How is it that the tobacco industry is prohibited from advertising cigarettes to children but the gun industry is not? It turns out that the gun industry is taking a page out of the big tobacco’s playbook, as Josh Israel at Think Progress explains:
Recognizing that the number of smokers in America was declining — and dying off — cigarette companies sought to addict underage children to ensure a continuing market for their product. A now infamous 1981 Philip Morris corporate memo noted that “[t]oday’s teenager is tomorrow’s potential regular customer, and the overwhelming majority of smokers first begin to smoke while still in their teens. In addition, the 10 years following the teenage years is the period during which average daily consumption per smoker increases to the average adult level. The smoking patterns of teenagers are particularly important to Philip Morris.”
Before someone chimes in about how this is necessary to preserve America’s heritage of gun ownership, to prevent tyranny, to save the tradition of hunting or any other excuse the gun industry comes up with: don’t think for one second any of that is true. This is about money, pure and simple. Gun manufacturers are securing their future profitability by endangering America’s children. Anyone willing to defend that has either been exposed to fatal doses of NRA propaganda or is profiting from selling AR-15’s to 12-year-olds.

An advertisement from the online Junior Shooters magazine (New York Times).

I was around guns from my pre teen years. I was firing a .22 by third grade, with my mom’s supervision. Drove out to defunct gravel pits to go plinking with my friends as soon as we were old enough to drive (16 / 17).
Other than a bunch of plastic toy ones (gotten out a dumpster) I don’t recall any bullet ridden bodies stacking up.

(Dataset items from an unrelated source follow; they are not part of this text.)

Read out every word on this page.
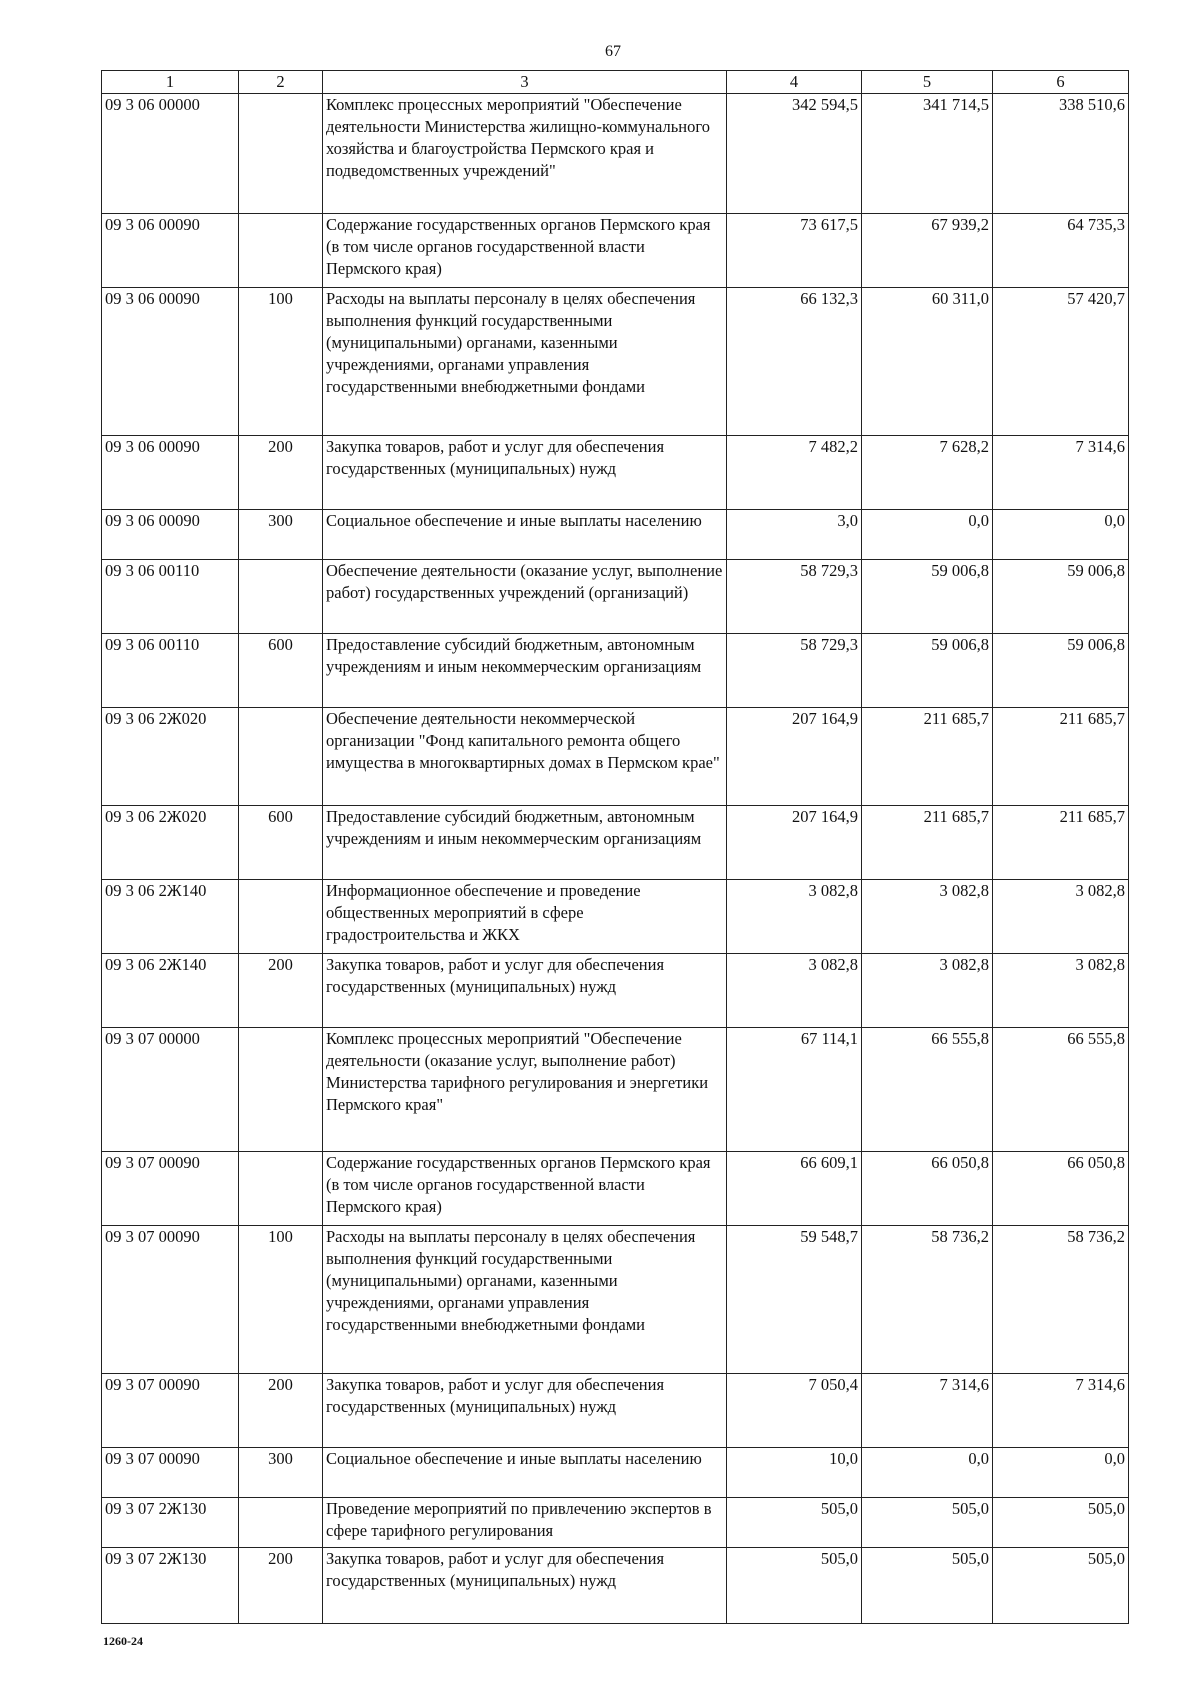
67
1	2	3	4	5	6
09 3 06 00000		Комплекс процессных мероприятий "Обеспечение деятельности Министерства жилищно-коммунального хозяйства и благоустройства Пермского края и подведомственных учреждений"	342 594,5	341 714,5	338 510,6
09 3 06 00090		Содержание государственных органов Пермского края (в том числе органов государственной власти Пермского края)	73 617,5	67 939,2	64 735,3
09 3 06 00090	100	Расходы на выплаты персоналу в целях обеспечения выполнения функций государственными (муниципальными) органами, казенными учреждениями, органами управления государственными внебюджетными фондами	66 132,3	60 311,0	57 420,7
09 3 06 00090	200	Закупка товаров, работ и услуг для обеспечения государственных (муниципальных) нужд	7 482,2	7 628,2	7 314,6
09 3 06 00090	300	Социальное обеспечение и иные выплаты населению	3,0	0,0	0,0
09 3 06 00110		Обеспечение деятельности (оказание услуг, выполнение работ) государственных учреждений (организаций)	58 729,3	59 006,8	59 006,8
09 3 06 00110	600	Предоставление субсидий бюджетным, автономным учреждениям и иным некоммерческим организациям	58 729,3	59 006,8	59 006,8
09 3 06 2Ж020		Обеспечение деятельности некоммерческой организации "Фонд капитального ремонта общего имущества в многоквартирных домах в Пермском крае"	207 164,9	211 685,7	211 685,7
09 3 06 2Ж020	600	Предоставление субсидий бюджетным, автономным учреждениям и иным некоммерческим организациям	207 164,9	211 685,7	211 685,7
09 3 06 2Ж140		Информационное обеспечение и проведение общественных мероприятий в сфере градостроительства и ЖКХ	3 082,8	3 082,8	3 082,8
09 3 06 2Ж140	200	Закупка товаров, работ и услуг для обеспечения государственных (муниципальных) нужд	3 082,8	3 082,8	3 082,8
09 3 07 00000		Комплекс процессных мероприятий "Обеспечение деятельности (оказание услуг, выполнение работ) Министерства тарифного регулирования и энергетики Пермского края"	67 114,1	66 555,8	66 555,8
09 3 07 00090		Содержание государственных органов Пермского края (в том числе органов государственной власти Пермского края)	66 609,1	66 050,8	66 050,8
09 3 07 00090	100	Расходы на выплаты персоналу в целях обеспечения выполнения функций государственными (муниципальными) органами, казенными учреждениями, органами управления государственными внебюджетными фондами	59 548,7	58 736,2	58 736,2
09 3 07 00090	200	Закупка товаров, работ и услуг для обеспечения государственных (муниципальных) нужд	7 050,4	7 314,6	7 314,6
09 3 07 00090	300	Социальное обеспечение и иные выплаты населению	10,0	0,0	0,0
09 3 07 2Ж130		Проведение мероприятий по привлечению экспертов в сфере тарифного регулирования	505,0	505,0	505,0
09 3 07 2Ж130	200	Закупка товаров, работ и услуг для обеспечения государственных (муниципальных) нужд	505,0	505,0	505,0
1260-24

In rural areas, as well as my suburban one, kids shooting was about as big a deal as skateboarding.
And adding up all the (other kids) injuries I was around:
Sports teams = dozens, some pretty bad (broken bones etc.).
Skateboards, bikes = 1 death (car’s fault), lots of scrapes, some lost teeth.
General idiocy (aka boys) = 1 death (let’s climb on the power pole), some broken bones, lots of scars.
Making / using homemade fireworks = minor burns, one kid nearly killed himself (but got away without a scratch, just some metal stuck in his thick down jacket)
Guns = Pinched fingers (mine included), some hearing loss, and two of us nearly shot ourselves in the foot/feet passing a pistol from one to the other (it was interesting watching the weeds a few inches in front of us shred, an event not EVER mentioned to any adult)
I could mention the kid in the school district (whom I didn’t know) who got paralyzed playing football…
So, personal experience, kids shooting = less dangerous than a bunch of other things. And this was kids without any formal instructors / safety coaches or teams.
Oddly enough, I have no idea why we didn’t shoot up the school… Or at least a few of our least favorite people in it. Just lazy maybe? Or maybe we felt we had a future to live for?